El peor momento del día eran las dos horas posteriores a la comida central, el tiempo de participación en Beligerux, el juego obligatorio en el que los niños tenían que intentar no quedar entre los cien últimos puestos de la competición, pues si esto ocurría, los perdedores serían privados del tiempo de ejercicio físico, de ese momento alegre y necesario en que las puertas de los decagimnasios se abrían para que los niños entraran en ellos en grupos de diez, un grupo en cada estancia, y se desfogaran con los aparatos diseñados a partir del año 30, tercero de la era biteana, capaces de conseguir una musculación prodigiosa en cualquier cuerpo, incluso en cuerpos infantiles, en un tiempo record. Ser privados de esa actividad, la única actividad física en todo el día, era la mayor tortura que los niños podían imaginar, después de más de doce horas sentados en una silla mirando el cristal luminoso de las pantallas de octava generación, sentados todo el tiempo, con la única excepción de los tres momentos en que tenían que levantarse para recoger la bandeja de comida y los tres momentos en que se levantaban para volver a depositarla en la plataforma giratoria de avituallamiento.

No ir al decagimnasio significaba no dormir durante el tiempo de descanso, pasar la noche nervioso, dando vueltas en la cama-nicho, sumido en la más terrible desesperación. Pero los gimnasios no solo servían para que los niños tonificaran sus músculos y aliviaran sus tensiones nerviosas, también eran el lugar de entrenamiento del cuerpo para cuando los niños tuvieran que enfrentarse al mundo real y llevar a cabo su misión. Allí se adiestraban en la lucha cuerpo a cuerpo, en técnicas de combate, de defensa, de bloqueo de golpes y en métodos de inmovilización y de reducción del rival. Los viernes el entrenamiento era exclusivamente dedicado al perfeccionamiento de la técnica denominada golpes mortales.
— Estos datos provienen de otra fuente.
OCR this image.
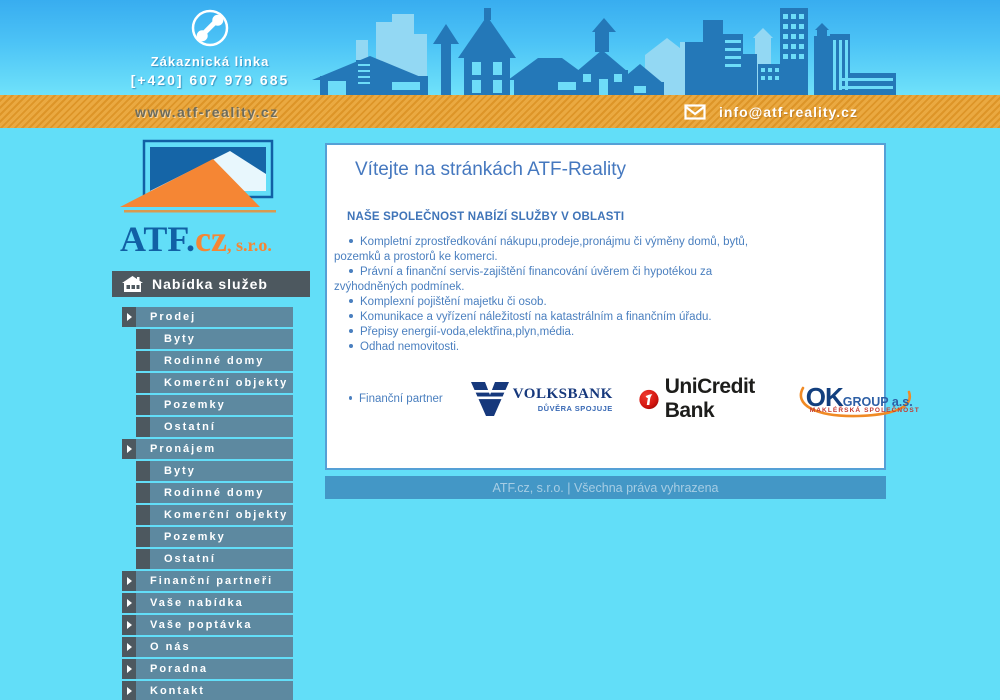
Zákaznická linka
[+420] 607 979 685
www.atf-reality.cz	info@atf-reality.cz
ATF.cz, s.r.o.
Nabídka služeb
Prodej
Byty
Rodinné domy
Komerční objekty
Pozemky
Ostatní
Pronájem
Byty
Rodinné domy
Komerční objekty
Pozemky
Ostatní
Finanční partneři
Vaše nabídka
Vaše poptávka
O nás
Poradna
Kontakt
Vítejte na stránkách ATF-Reality
NAŠE SPOLEČNOST NABÍZÍ SLUŽBY V OBLASTI
Kompletní zprostředkování nákupu,prodeje,pronájmu či výměny domů, bytů, pozemků a prostorů ke komerci.
Právní a finanční servis-zajištění financování úvěrem či hypotékou za zvýhodněných podmínek.
Komplexní pojištění majetku či osob.
Komunikace a vyřízení náležitostí na katastrálním a finančním úřadu.
Přepisy energií-voda,elektřina,plyn,média.
Odhad nemovitosti.
Finanční partner	VOLKSBANK
DŮVĚRA SPOJUJE
UniCredit Bank	OKGROUP a.s.
MAKLÉŘSKÁ SPOLEČNOST
ATF.cz, s.r.o. | Všechna práva vyhrazena
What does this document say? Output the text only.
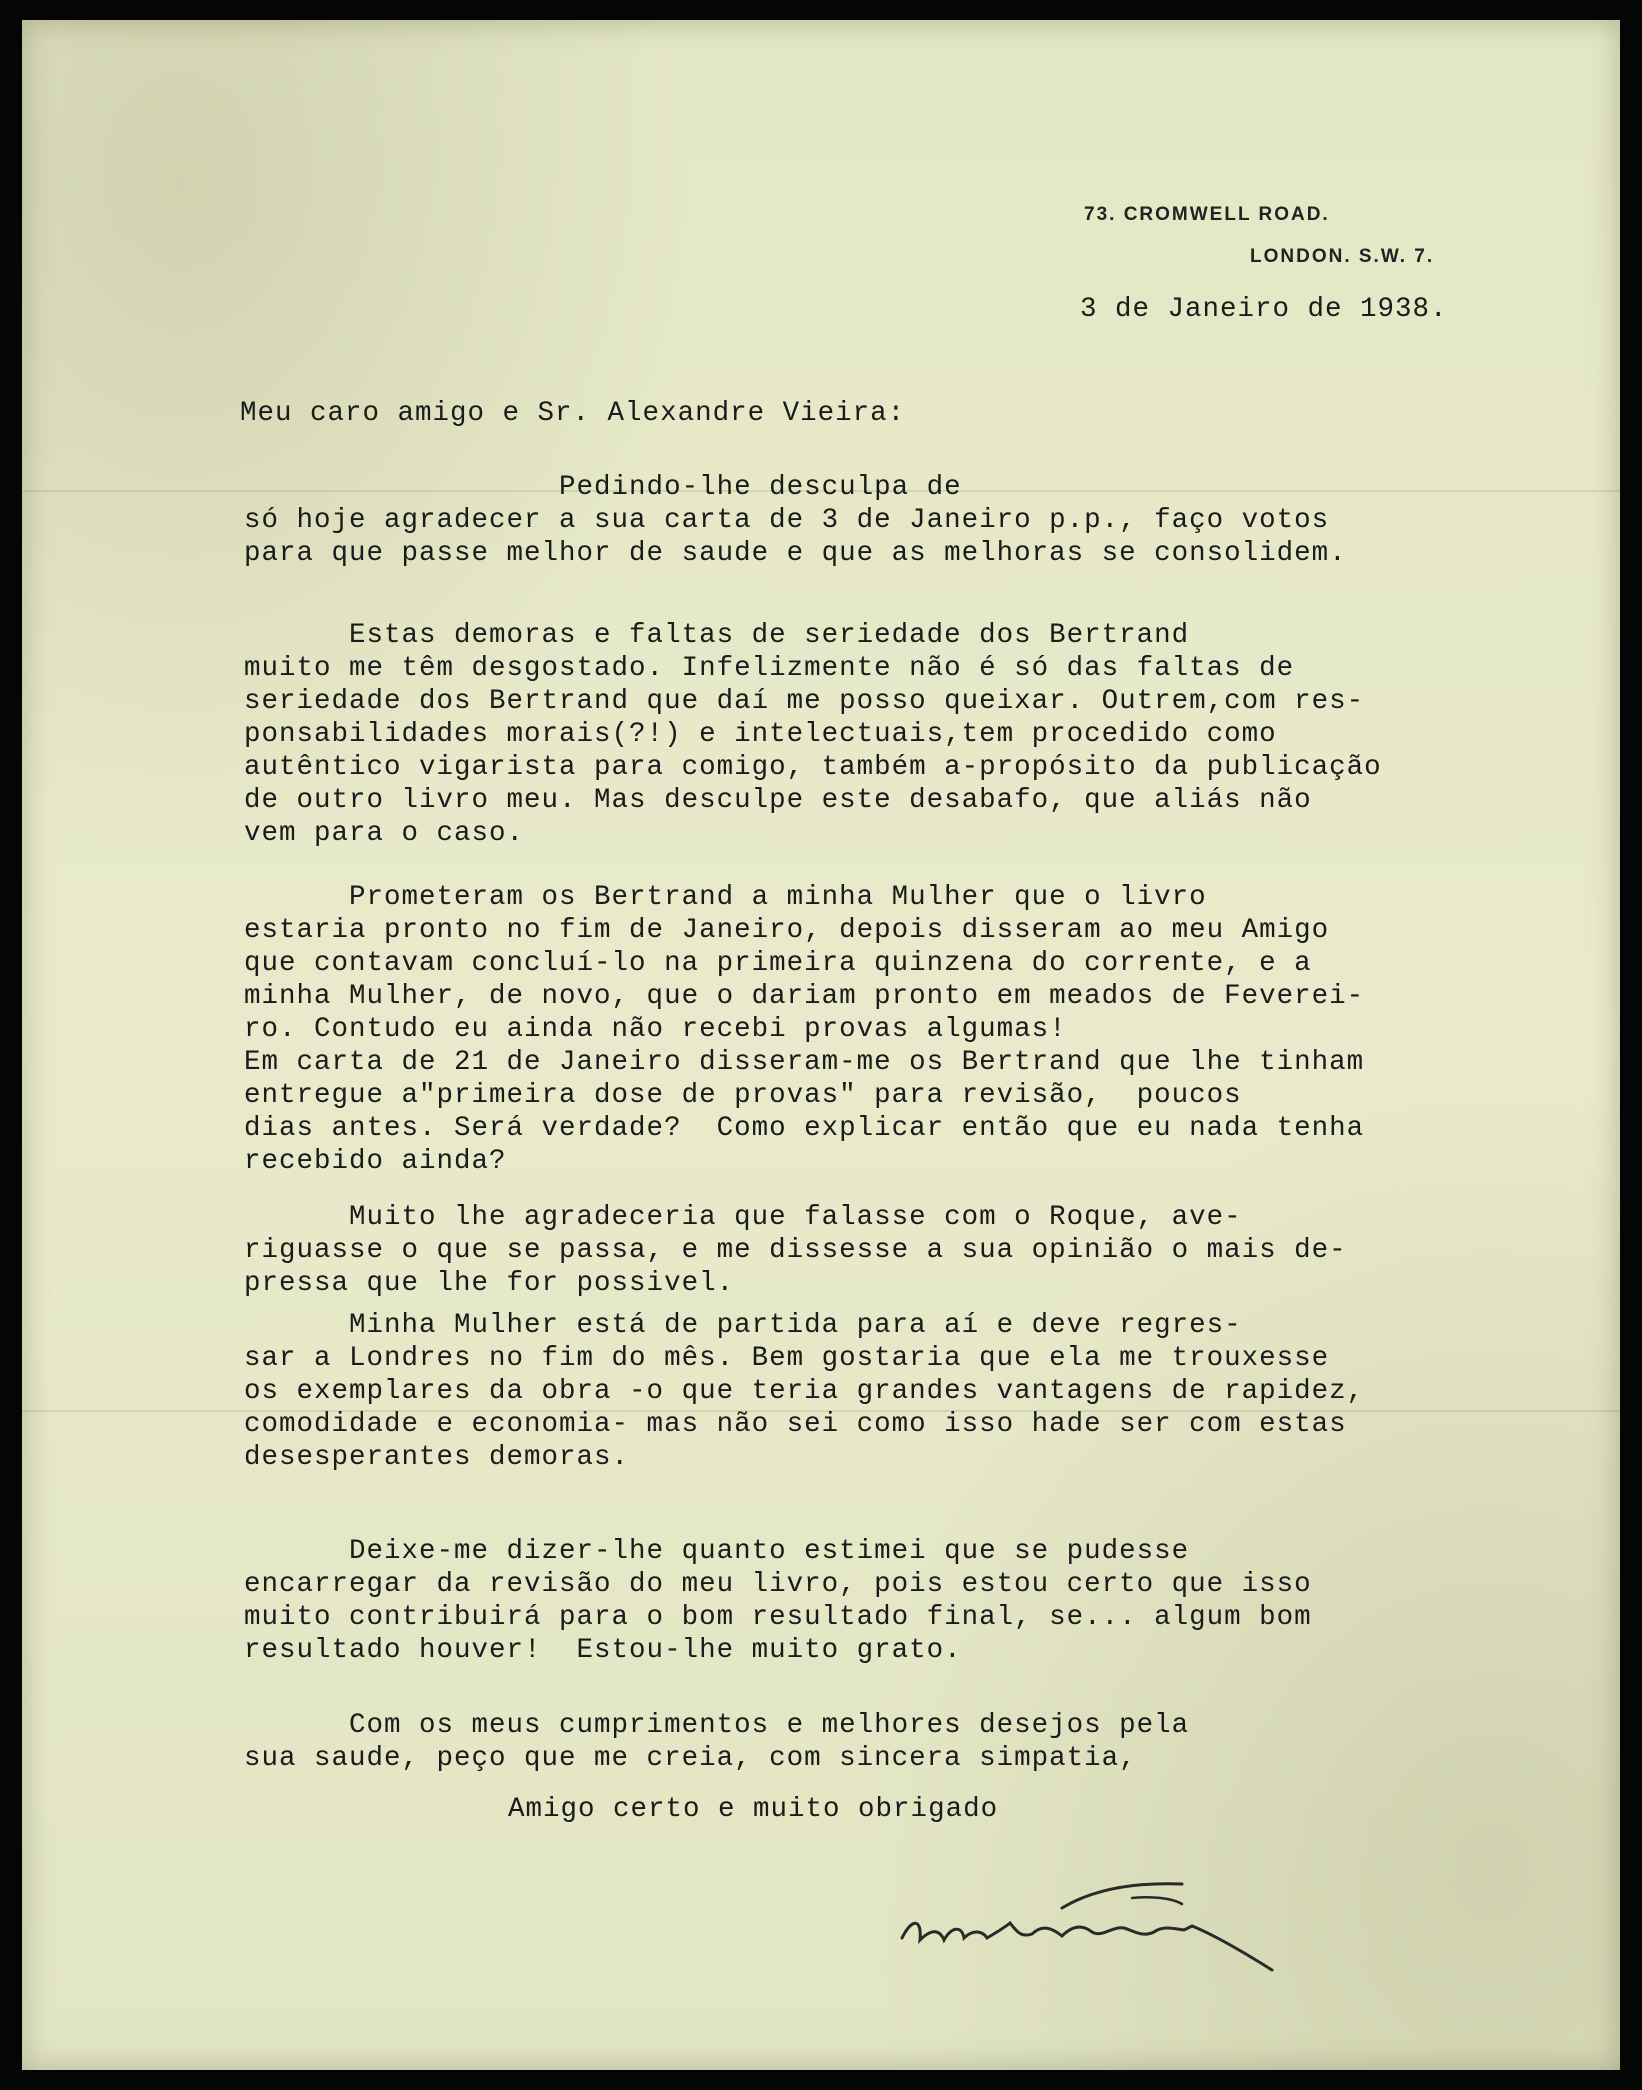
73. CROMWELL ROAD.
LONDON. S.W. 7.
3 de Janeiro de 1938.
Meu caro amigo e Sr. Alexandre Vieira:
Amigo certo e muito obrigado
Pedindo-lhe desculpa de
só hoje agradecer a sua carta de 3 de Janeiro p.p., faço votos
para que passe melhor de saude e que as melhoras se consolidem.
Estas demoras e faltas de seriedade dos Bertrand
muito me têm desgostado. Infelizmente não é só das faltas de
seriedade dos Bertrand que daí me posso queixar. Outrem,com res-
ponsabilidades morais(?!) e intelectuais,tem procedido como
autêntico vigarista para comigo, também a-propósito da publicação
de outro livro meu. Mas desculpe este desabafo, que aliás não
vem para o caso.
Prometeram os Bertrand a minha Mulher que o livro
estaria pronto no fim de Janeiro, depois disseram ao meu Amigo
que contavam concluí-lo na primeira quinzena do corrente, e a
minha Mulher, de novo, que o dariam pronto em meados de Feverei-
ro. Contudo eu ainda não recebi provas algumas!
Em carta de 21 de Janeiro disseram-me os Bertrand que lhe tinham
entregue a"primeira dose de provas" para revisão,  poucos
dias antes. Será verdade?  Como explicar então que eu nada tenha
recebido ainda?
Muito lhe agradeceria que falasse com o Roque, ave-
riguasse o que se passa, e me dissesse a sua opinião o mais de-
pressa que lhe for possivel.
Minha Mulher está de partida para aí e deve regres-
sar a Londres no fim do mês. Bem gostaria que ela me trouxesse
os exemplares da obra -o que teria grandes vantagens de rapidez,
comodidade e economia- mas não sei como isso hade ser com estas
desesperantes demoras.
Deixe-me dizer-lhe quanto estimei que se pudesse
encarregar da revisão do meu livro, pois estou certo que isso
muito contribuirá para o bom resultado final, se... algum bom
resultado houver!  Estou-lhe muito grato.
Com os meus cumprimentos e melhores desejos pela
sua saude, peço que me creia, com sincera simpatia,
A la aplicación Beligerux se entraba con una contraseña que los niños tenían que recordar. Si la olvidaban o alguien se la averiguaba eran castigados durante dos días en el camarote oscuro, donde sí podían dormir, aunque raramente lo conseguían, pues allí de lo que los privaban era del acceso a las máquinas de representación virtual y eso les producía un síndrome de abstinencia que también desestabilizaba su sistema nervioso. Una vez dentro de la Beligerux, elegían un ejército y unas armas y, antes de empezar el juego, tenían que elaborar estrategias con los otros soldados del mismo ejército para derrotar al ejército enemigo. Solo se conseguía el estatus de vencedor si se conseguía matar a todos los soldados, pues si uno solo quedaba vivo, podía conseguir que se regenerara todo el ejército y comenzara de nuevo la batalla. Los niños no tenían ningún reparo moral a la hora de ejecutar virtualmente a los avatares contra los que luchaban, pues en su proceso educativo nunca les habían hablado de moral ni de valores aplicables en la vida física, que era como llamaban a lo que nosotros denominábamos mundo real en la era prebiteana. Tampoco les habían hablado de códigos éticos para la vida virtual. Sus únicos criterios de relación con los demás venían de las aplicaciones informáticas, y todas tenían en común una cosa a la hora de considerar pautas de conducta, la consecución del objetivo, que siempre consistía en alguna forma de victoria.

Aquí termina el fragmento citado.